Over the past few months, the new buzz term became a divisive one for both employers
and employees, so Benefits Canada asked two human resources experts to weigh in.

Erin Reid, professor of HR and management at McMaster University’s DeGroote School of Business

As North America teeters on the edge of a recession, many employees find themselves up against pressures to work long hours to keep their jobs.

For instance, Elon Musk, the new chief executive officer of Twitter Inc., recently told employees: “Going forward, to build a breakthrough Twitter 2.0 and succeed in an increasingly competitive world, we will need to be extremely hardcore. This will mean working long hours at high intensity. Only exceptional performance will constitute a passing grade.”

Read: Twitter ending remote working, additional paid days off

Explicit pressures to work long hours and simple assumptions that more time working improves performance are what today’s ‘quiet quitters’ are rising up against. But quiet quitters aren’t a new breed of employee; they’ve always been around. These are the people who draw clear boundaries around their time, do their jobs to the best of their ability, but don’t do more than their actual jobs.
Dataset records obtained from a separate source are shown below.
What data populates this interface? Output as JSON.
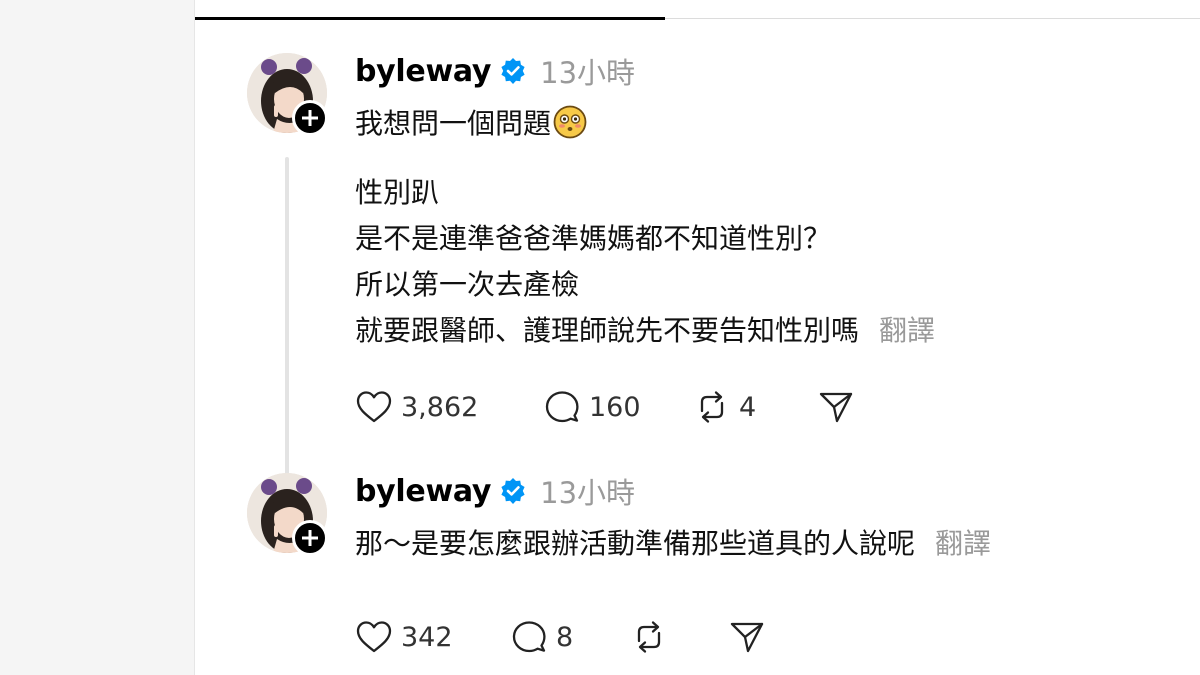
{
  "posts": [
    {
      "username": "byleway",
      "time": "13小時",
      "first_line": "我想問一個問題",
      "lines": [
        "性別趴",
        "是不是連準爸爸準媽媽都不知道性別？",
        "所以第一次去產檢",
        "就要跟醫師、護理師說先不要告知性別嗎"
      ],
      "translate_label": "翻譯",
      "likes": "3,862",
      "comments": "160",
      "reposts": "4",
      "emoji_icon": "flushed-face-icon"
    },
    {
      "username": "byleway",
      "time": "13小時",
      "first_line": "那～是要怎麼跟辦活動準備那些道具的人說呢",
      "translate_label": "翻譯",
      "likes": "342",
      "comments": "8"
    }
  ],
  "colors": {
    "verified": "#0095f6",
    "muted": "#9a9a9a",
    "text": "#111111"
  }
}
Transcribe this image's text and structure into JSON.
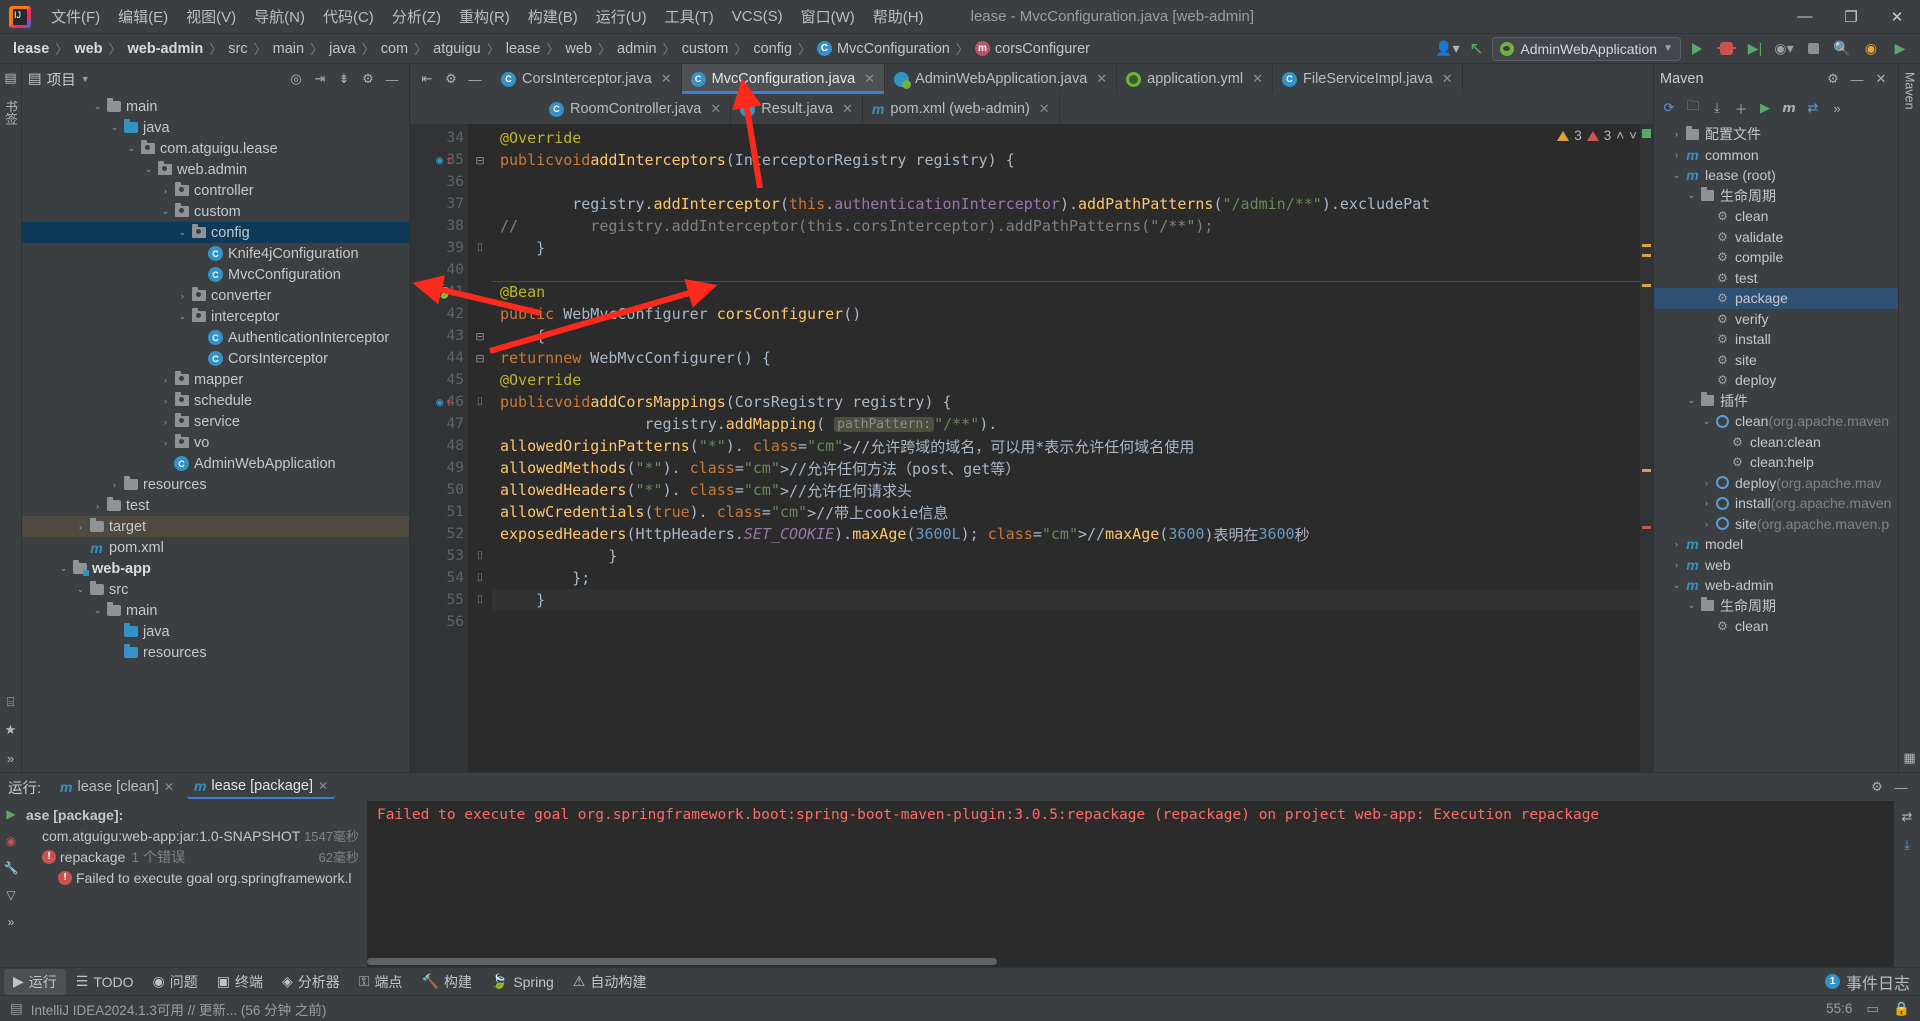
{
  "title_bar": {
    "window_title": "lease - MvcConfiguration.java [web-admin]",
    "menus": [
      "文件(F)",
      "编辑(E)",
      "视图(V)",
      "导航(N)",
      "代码(C)",
      "分析(Z)",
      "重构(R)",
      "构建(B)",
      "运行(U)",
      "工具(T)",
      "VCS(S)",
      "窗口(W)",
      "帮助(H)"
    ],
    "controls": {
      "minimize": "—",
      "maximize": "❐",
      "close": "✕"
    }
  },
  "navbar": {
    "breadcrumbs": [
      {
        "label": "lease",
        "bold": true,
        "icon": null
      },
      {
        "label": "web",
        "bold": true,
        "icon": null
      },
      {
        "label": "web-admin",
        "bold": true,
        "icon": null
      },
      {
        "label": "src",
        "bold": false,
        "icon": null
      },
      {
        "label": "main",
        "bold": false,
        "icon": null
      },
      {
        "label": "java",
        "bold": false,
        "icon": null
      },
      {
        "label": "com",
        "bold": false,
        "icon": null
      },
      {
        "label": "atguigu",
        "bold": false,
        "icon": null
      },
      {
        "label": "lease",
        "bold": false,
        "icon": null
      },
      {
        "label": "web",
        "bold": false,
        "icon": null
      },
      {
        "label": "admin",
        "bold": false,
        "icon": null
      },
      {
        "label": "custom",
        "bold": false,
        "icon": null
      },
      {
        "label": "config",
        "bold": false,
        "icon": null
      },
      {
        "label": "MvcConfiguration",
        "bold": false,
        "icon": "class"
      },
      {
        "label": "corsConfigurer",
        "bold": false,
        "icon": "method"
      }
    ],
    "run_configuration": "AdminWebApplication",
    "icons": [
      "user-dropdown-icon",
      "git-update-icon",
      "run-icon",
      "debug-icon",
      "run-coverage-icon",
      "more-run-icon",
      "stop-icon",
      "search-icon",
      "notifications-icon",
      "ai-icon"
    ]
  },
  "project_panel": {
    "title": "项目",
    "tools": [
      "locate-icon",
      "collapse-all-icon",
      "expand-all-icon",
      "settings-icon",
      "hide-icon"
    ],
    "tree": [
      {
        "depth": 4,
        "label": "main",
        "icon": "folder",
        "arrow": "open",
        "bold": false
      },
      {
        "depth": 5,
        "label": "java",
        "icon": "folder-blue",
        "arrow": "open",
        "bold": false
      },
      {
        "depth": 6,
        "label": "com.atguigu.lease",
        "icon": "package",
        "arrow": "open",
        "bold": false
      },
      {
        "depth": 7,
        "label": "web.admin",
        "icon": "package",
        "arrow": "open",
        "bold": false
      },
      {
        "depth": 8,
        "label": "controller",
        "icon": "package",
        "arrow": "closed",
        "bold": false
      },
      {
        "depth": 8,
        "label": "custom",
        "icon": "package",
        "arrow": "open",
        "bold": false
      },
      {
        "depth": 9,
        "label": "config",
        "icon": "package",
        "arrow": "open",
        "bold": false,
        "selected": true
      },
      {
        "depth": 10,
        "label": "Knife4jConfiguration",
        "icon": "class",
        "arrow": "none",
        "bold": false
      },
      {
        "depth": 10,
        "label": "MvcConfiguration",
        "icon": "class",
        "arrow": "none",
        "bold": false
      },
      {
        "depth": 9,
        "label": "converter",
        "icon": "package",
        "arrow": "closed",
        "bold": false
      },
      {
        "depth": 9,
        "label": "interceptor",
        "icon": "package",
        "arrow": "open",
        "bold": false
      },
      {
        "depth": 10,
        "label": "AuthenticationInterceptor",
        "icon": "class",
        "arrow": "none",
        "bold": false
      },
      {
        "depth": 10,
        "label": "CorsInterceptor",
        "icon": "class",
        "arrow": "none",
        "bold": false
      },
      {
        "depth": 8,
        "label": "mapper",
        "icon": "package",
        "arrow": "closed",
        "bold": false
      },
      {
        "depth": 8,
        "label": "schedule",
        "icon": "package",
        "arrow": "closed",
        "bold": false
      },
      {
        "depth": 8,
        "label": "service",
        "icon": "package",
        "arrow": "closed",
        "bold": false
      },
      {
        "depth": 8,
        "label": "vo",
        "icon": "package",
        "arrow": "closed",
        "bold": false
      },
      {
        "depth": 8,
        "label": "AdminWebApplication",
        "icon": "class-spring",
        "arrow": "none",
        "bold": false
      },
      {
        "depth": 5,
        "label": "resources",
        "icon": "folder",
        "arrow": "closed",
        "bold": false
      },
      {
        "depth": 4,
        "label": "test",
        "icon": "folder",
        "arrow": "closed",
        "bold": false
      },
      {
        "depth": 3,
        "label": "target",
        "icon": "folder",
        "arrow": "closed",
        "bold": false,
        "highlight": true
      },
      {
        "depth": 3,
        "label": "pom.xml",
        "icon": "maven",
        "arrow": "none",
        "bold": false
      },
      {
        "depth": 2,
        "label": "web-app",
        "icon": "module",
        "arrow": "open",
        "bold": true
      },
      {
        "depth": 3,
        "label": "src",
        "icon": "folder",
        "arrow": "open",
        "bold": false
      },
      {
        "depth": 4,
        "label": "main",
        "icon": "folder",
        "arrow": "open",
        "bold": false
      },
      {
        "depth": 5,
        "label": "java",
        "icon": "folder-blue",
        "arrow": "none",
        "bold": false
      },
      {
        "depth": 5,
        "label": "resources",
        "icon": "folder-blue",
        "arrow": "none",
        "bold": false
      }
    ]
  },
  "editor": {
    "tabs_row1": [
      {
        "label": "CorsInterceptor.java",
        "icon": "java-class",
        "active": false
      },
      {
        "label": "MvcConfiguration.java",
        "icon": "java-class",
        "active": true
      },
      {
        "label": "AdminWebApplication.java",
        "icon": "spring-class",
        "active": false
      },
      {
        "label": "application.yml",
        "icon": "yaml-spring",
        "active": false
      },
      {
        "label": "FileServiceImpl.java",
        "icon": "java-class",
        "active": false
      }
    ],
    "tabs_row2": [
      {
        "label": "RoomController.java",
        "icon": "java-class",
        "active": false
      },
      {
        "label": "Result.java",
        "icon": "java-class",
        "active": false
      },
      {
        "label": "pom.xml (web-admin)",
        "icon": "maven",
        "active": false
      }
    ],
    "inspection": {
      "warnings": "3",
      "errors": "3"
    },
    "lines": [
      {
        "n": 34,
        "text": "    @Override",
        "gutter": "",
        "fold": ""
      },
      {
        "n": 35,
        "text": "    public void addInterceptors(InterceptorRegistry registry) {",
        "gutter": "override-implement",
        "fold": "fold-open"
      },
      {
        "n": 36,
        "text": "",
        "gutter": "",
        "fold": ""
      },
      {
        "n": 37,
        "text": "        registry.addInterceptor(this.authenticationInterceptor).addPathPatterns(\"/admin/**\").excludePat",
        "gutter": "",
        "fold": ""
      },
      {
        "n": 38,
        "text": "//        registry.addInterceptor(this.corsInterceptor).addPathPatterns(\"/**\");",
        "gutter": "",
        "fold": ""
      },
      {
        "n": 39,
        "text": "    }",
        "gutter": "",
        "fold": "fold-end"
      },
      {
        "n": 40,
        "text": "",
        "gutter": "",
        "fold": ""
      },
      {
        "n": 41,
        "text": "    @Bean",
        "gutter": "bean-leaf",
        "fold": ""
      },
      {
        "n": 42,
        "text": "    public WebMvcConfigurer corsConfigurer()",
        "gutter": "",
        "fold": ""
      },
      {
        "n": 43,
        "text": "    {",
        "gutter": "",
        "fold": "fold-open"
      },
      {
        "n": 44,
        "text": "        return new WebMvcConfigurer() {",
        "gutter": "",
        "fold": "fold-open"
      },
      {
        "n": 45,
        "text": "            @Override",
        "gutter": "",
        "fold": ""
      },
      {
        "n": 46,
        "text": "            public void addCorsMappings(CorsRegistry registry) {",
        "gutter": "override-implement",
        "fold": "fold-end"
      },
      {
        "n": 47,
        "text": "                registry.addMapping( pathPattern: \"/**\").",
        "gutter": "",
        "fold": ""
      },
      {
        "n": 48,
        "text": "                        allowedOriginPatterns(\"*\"). //允许跨域的域名，可以用*表示允许任何域名使用",
        "gutter": "",
        "fold": ""
      },
      {
        "n": 49,
        "text": "                        allowedMethods(\"*\"). //允许任何方法（post、get等）",
        "gutter": "",
        "fold": ""
      },
      {
        "n": 50,
        "text": "                        allowedHeaders(\"*\"). //允许任何请求头",
        "gutter": "",
        "fold": ""
      },
      {
        "n": 51,
        "text": "                        allowCredentials(true). //带上cookie信息",
        "gutter": "",
        "fold": ""
      },
      {
        "n": 52,
        "text": "                        exposedHeaders(HttpHeaders.SET_COOKIE).maxAge(3600L); //maxAge(3600)表明在3600秒",
        "gutter": "",
        "fold": ""
      },
      {
        "n": 53,
        "text": "            }",
        "gutter": "",
        "fold": "fold-end"
      },
      {
        "n": 54,
        "text": "        };",
        "gutter": "",
        "fold": "fold-end"
      },
      {
        "n": 55,
        "text": "    }",
        "gutter": "",
        "fold": "fold-end",
        "current": true
      },
      {
        "n": 56,
        "text": "",
        "gutter": "",
        "fold": ""
      }
    ]
  },
  "maven_panel": {
    "title": "Maven",
    "tools": [
      "refresh-icon",
      "add-maven-icon",
      "download-sources-icon",
      "add-icon",
      "run-icon",
      "skip-tests-icon",
      "toggle-offline-icon",
      "more-icon"
    ],
    "tree": [
      {
        "depth": 1,
        "label": "配置文件",
        "icon": "folder",
        "arrow": "closed"
      },
      {
        "depth": 1,
        "label": "common",
        "icon": "maven-module",
        "arrow": "closed"
      },
      {
        "depth": 1,
        "label": "lease (root)",
        "icon": "maven-module",
        "arrow": "open"
      },
      {
        "depth": 2,
        "label": "生命周期",
        "icon": "lifecycle",
        "arrow": "open"
      },
      {
        "depth": 3,
        "label": "clean",
        "icon": "goal",
        "arrow": "none"
      },
      {
        "depth": 3,
        "label": "validate",
        "icon": "goal",
        "arrow": "none"
      },
      {
        "depth": 3,
        "label": "compile",
        "icon": "goal",
        "arrow": "none"
      },
      {
        "depth": 3,
        "label": "test",
        "icon": "goal",
        "arrow": "none"
      },
      {
        "depth": 3,
        "label": "package",
        "icon": "goal",
        "arrow": "none",
        "selected": true
      },
      {
        "depth": 3,
        "label": "verify",
        "icon": "goal",
        "arrow": "none"
      },
      {
        "depth": 3,
        "label": "install",
        "icon": "goal",
        "arrow": "none"
      },
      {
        "depth": 3,
        "label": "site",
        "icon": "goal",
        "arrow": "none"
      },
      {
        "depth": 3,
        "label": "deploy",
        "icon": "goal",
        "arrow": "none"
      },
      {
        "depth": 2,
        "label": "插件",
        "icon": "lifecycle",
        "arrow": "open"
      },
      {
        "depth": 3,
        "label": "clean",
        "suffix": "(org.apache.maven",
        "icon": "plugin",
        "arrow": "open"
      },
      {
        "depth": 4,
        "label": "clean:clean",
        "icon": "goal",
        "arrow": "none"
      },
      {
        "depth": 4,
        "label": "clean:help",
        "icon": "goal",
        "arrow": "none"
      },
      {
        "depth": 3,
        "label": "deploy",
        "suffix": "(org.apache.mav",
        "icon": "plugin",
        "arrow": "closed"
      },
      {
        "depth": 3,
        "label": "install",
        "suffix": "(org.apache.maven",
        "icon": "plugin",
        "arrow": "closed"
      },
      {
        "depth": 3,
        "label": "site",
        "suffix": "(org.apache.maven.p",
        "icon": "plugin",
        "arrow": "closed"
      },
      {
        "depth": 1,
        "label": "model",
        "icon": "maven-module",
        "arrow": "closed"
      },
      {
        "depth": 1,
        "label": "web",
        "icon": "maven-module",
        "arrow": "closed"
      },
      {
        "depth": 1,
        "label": "web-admin",
        "icon": "maven-module",
        "arrow": "open"
      },
      {
        "depth": 2,
        "label": "生命周期",
        "icon": "lifecycle",
        "arrow": "open"
      },
      {
        "depth": 3,
        "label": "clean",
        "icon": "goal",
        "arrow": "none"
      }
    ]
  },
  "run_panel": {
    "label": "运行:",
    "tabs": [
      {
        "label": "lease [clean]",
        "icon": "maven",
        "active": false
      },
      {
        "label": "lease [package]",
        "icon": "maven",
        "active": true
      }
    ],
    "tools": [
      "settings-icon",
      "hide-icon"
    ],
    "side_icons": [
      "rerun-icon",
      "show-failed-icon",
      "wrench-icon",
      "filter-icon",
      "expand-icon"
    ],
    "tree": [
      {
        "depth": 0,
        "label": "ase [package]:",
        "bold": true,
        "icon": "none",
        "time": ""
      },
      {
        "depth": 1,
        "label": "com.atguigu:web-app:jar:1.0-SNAPSHOT",
        "icon": "none",
        "time": "1547毫秒"
      },
      {
        "depth": 1,
        "label": "repackage",
        "suffix": "1 个错误",
        "icon": "error",
        "time": "62毫秒"
      },
      {
        "depth": 2,
        "label": "Failed to execute goal org.springframework.l",
        "icon": "error",
        "time": ""
      }
    ],
    "console": "Failed to execute goal org.springframework.boot:spring-boot-maven-plugin:3.0.5:repackage (repackage) on project web-app: Execution repackage",
    "console_rail": [
      "wrap-icon",
      "download-icon"
    ]
  },
  "tool_strip": {
    "items": [
      {
        "label": "运行",
        "icon": "run-icon",
        "active": true
      },
      {
        "label": "TODO",
        "icon": "list-icon",
        "active": false
      },
      {
        "label": "问题",
        "icon": "problems-icon",
        "active": false
      },
      {
        "label": "终端",
        "icon": "terminal-icon",
        "active": false
      },
      {
        "label": "分析器",
        "icon": "profiler-icon",
        "active": false
      },
      {
        "label": "端点",
        "icon": "endpoints-icon",
        "active": false
      },
      {
        "label": "构建",
        "icon": "build-icon",
        "active": false
      },
      {
        "label": "Spring",
        "icon": "spring-icon",
        "active": false
      },
      {
        "label": "自动构建",
        "icon": "auto-build-icon",
        "active": false
      }
    ],
    "right": {
      "count": "1",
      "label": "事件日志"
    }
  },
  "status_bar": {
    "left": "IntelliJ IDEA2024.1.3可用 // 更新... (56 分钟 之前)",
    "caret": "55:6",
    "icons": [
      "memory-icon",
      "lock-icon"
    ]
  },
  "colors": {
    "accent_blue": "#3c7fd4",
    "error_red": "#ff6b68",
    "warn_yellow": "#d9a343",
    "spring_green": "#6db33f",
    "annotation": "#bbb529",
    "keyword": "#cc7832",
    "string": "#6a8759",
    "comment": "#808080",
    "method": "#ffc66d",
    "field": "#9876aa",
    "number": "#6897bb"
  }
}
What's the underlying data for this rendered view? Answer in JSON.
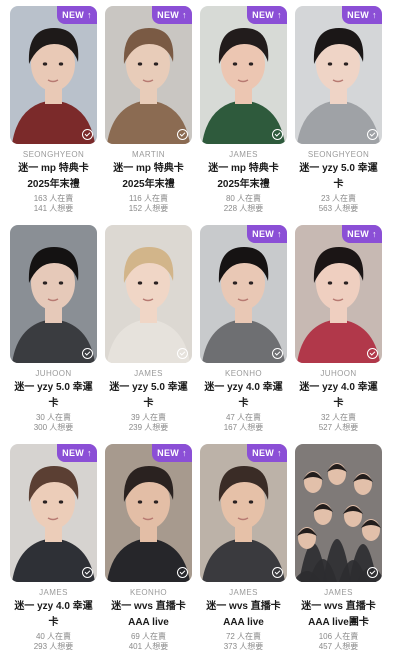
{
  "badge": {
    "label": "NEW",
    "arrow": "↑"
  },
  "cards": [
    {
      "member": "SEONGHYEON",
      "title_line1": "迷一 mp 特典卡",
      "title_line2": "2025年末禮",
      "owned": "163 人在賣",
      "wanted": "141 人想要",
      "is_new": true,
      "bg": "#b9c1cb",
      "hair": "#1e1a19",
      "skin": "#e9c9b6",
      "cloth": "#7b2a2a"
    },
    {
      "member": "MARTIN",
      "title_line1": "迷一 mp 特典卡",
      "title_line2": "2025年末禮",
      "owned": "116 人在賣",
      "wanted": "152 人想要",
      "is_new": true,
      "bg": "#c9c6c2",
      "hair": "#7a5a44",
      "skin": "#e8ccb9",
      "cloth": "#8b6b52"
    },
    {
      "member": "JAMES",
      "title_line1": "迷一 mp 特典卡",
      "title_line2": "2025年末禮",
      "owned": "80 人在賣",
      "wanted": "228 人想要",
      "is_new": true,
      "bg": "#d7dad6",
      "hair": "#221c1c",
      "skin": "#ecc6b2",
      "cloth": "#2e5a3c"
    },
    {
      "member": "SEONGHYEON",
      "title_line1": "迷一 yzy 5.0 幸運",
      "title_line2": "卡",
      "owned": "23 人在賣",
      "wanted": "563 人想要",
      "is_new": true,
      "bg": "#d4d6d8",
      "hair": "#1b1717",
      "skin": "#efd4c6",
      "cloth": "#9fa2a6"
    },
    {
      "member": "JUHOON",
      "title_line1": "迷一 yzy 5.0 幸運",
      "title_line2": "卡",
      "owned": "30 人在賣",
      "wanted": "300 人想要",
      "is_new": false,
      "bg": "#8a8f95",
      "hair": "#141212",
      "skin": "#e6c9b9",
      "cloth": "#3a3c40"
    },
    {
      "member": "JAMES",
      "title_line1": "迷一 yzy 5.0 幸運",
      "title_line2": "卡",
      "owned": "39 人在賣",
      "wanted": "239 人想要",
      "is_new": false,
      "bg": "#dcd8d2",
      "hair": "#d2b58a",
      "skin": "#f0d6c6",
      "cloth": "#e6e2dc"
    },
    {
      "member": "KEONHO",
      "title_line1": "迷一 yzy 4.0 幸運",
      "title_line2": "卡",
      "owned": "47 人在賣",
      "wanted": "167 人想要",
      "is_new": true,
      "bg": "#c8cacc",
      "hair": "#161313",
      "skin": "#e9c8b5",
      "cloth": "#6e6f72"
    },
    {
      "member": "JUHOON",
      "title_line1": "迷一 yzy 4.0 幸運",
      "title_line2": "卡",
      "owned": "32 人在賣",
      "wanted": "527 人想要",
      "is_new": true,
      "bg": "#c7b9b3",
      "hair": "#1b1515",
      "skin": "#efcfc0",
      "cloth": "#b1384a"
    },
    {
      "member": "JAMES",
      "title_line1": "迷一 yzy 4.0 幸運",
      "title_line2": "卡",
      "owned": "40 人在賣",
      "wanted": "293 人想要",
      "is_new": true,
      "bg": "#d6d3d0",
      "hair": "#5b3f33",
      "skin": "#eccdb9",
      "cloth": "#2e3036"
    },
    {
      "member": "KEONHO",
      "title_line1": "迷一 wvs 直播卡",
      "title_line2": "AAA live",
      "owned": "69 人在賣",
      "wanted": "401 人想要",
      "is_new": true,
      "bg": "#a79a8e",
      "hair": "#2a2220",
      "skin": "#e3bea6",
      "cloth": "#26262a"
    },
    {
      "member": "JAMES",
      "title_line1": "迷一 wvs 直播卡",
      "title_line2": "AAA live",
      "owned": "72 人在賣",
      "wanted": "373 人想要",
      "is_new": true,
      "bg": "#bcb2a8",
      "hair": "#3a2c26",
      "skin": "#e6c1a8",
      "cloth": "#3a3a3e"
    },
    {
      "member": "JAMES",
      "title_line1": "迷一 wvs 直播卡",
      "title_line2": "AAA live團卡",
      "owned": "106 人在賣",
      "wanted": "457 人想要",
      "is_new": false,
      "bg": "#7f7a78",
      "hair": "#221d1c",
      "skin": "#e2c0aa",
      "cloth": "#2c2c30",
      "group": true
    }
  ]
}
I know these people and you know these people.

Furthermore, research — including my own and that of colleagues at Harvard Business School and the University of Pennsylvania — shows those who set clear boundaries tend to be very high performers.

To understand why setting clear boundaries can increase people’s work performance, it’s worth thinking through what good work involves. To produce good work, people must be able to focus clearly on the task at hand, anticipate and solve problems and forge resilient relationships with others. Doing these things well, in turn, requires ample and predictable time away from work for restorative connections with friends and family, good food, fun, exercise, recreation and sleep.

Read: ‘Quiet quitting’ a rallying cry for more focus on work-life balance, employee engagement

Thus, rather than dividing workers into those who are quiet quitters and those who work long hours, the evidence suggests employers should consider how they can help all workers set appropriate boundaries that allow them to find restorative down time and do their best work when they’re at work.

Nita Chhinzerassociate professor in leadership and organizational management at the University of Guelph’s Gordon S. Lang School of Business

Through ‘quiet quitting,’ employees are saying no to the tasks that are outside of their job descriptions.

‘Job analysis’ — the task of designing and analyzing jobs — is the backbone for most HR decisions and an effective one identifies the work activities, human behaviours/requirements, job context, performance standards and tools required to complete the job.

Conducting a job analysis helps both employers and employees understand how and what they contribute to organizational goals. It helps employees identify where they’re positioned relative to co-workers, informs HR for selection and internal mobility decisions and identifies the parameters against which managers assess employee performance.

Is it important that someone in a specific job mentor new hires? That employees from one unit collaborate with others for certain job functions? That employees run a new set of reports and forecast areas of risks or opportunities? If such tasks are important, then we need to clearly recognize, hire for and reward these tasks explicitly in job descriptions.

Read: ‘Quiet quitting’ an opportunity for employers to help reshape the workplace

If those tasks were temporal and are no longer important, let employees know, so they can refocus on tasks that add value to the organization. Unquestionably, for employees who are already working at full capacity, updating job descriptions to add new tasks also requires removal of outdated or low value tasks from job descriptions.

Essentially, quiet quitting today is an alarm from employees highlighting that their job descriptions and task lists they’re formally assessed against aren’t aligned with their actual activities. It’s a collective call for managers and HR leaders to get in touch with what employees are expected and required to contribute to the world of work and redefine the parameters of the job. It’s time to go back to the basics and update job descriptions, through effective job analysis.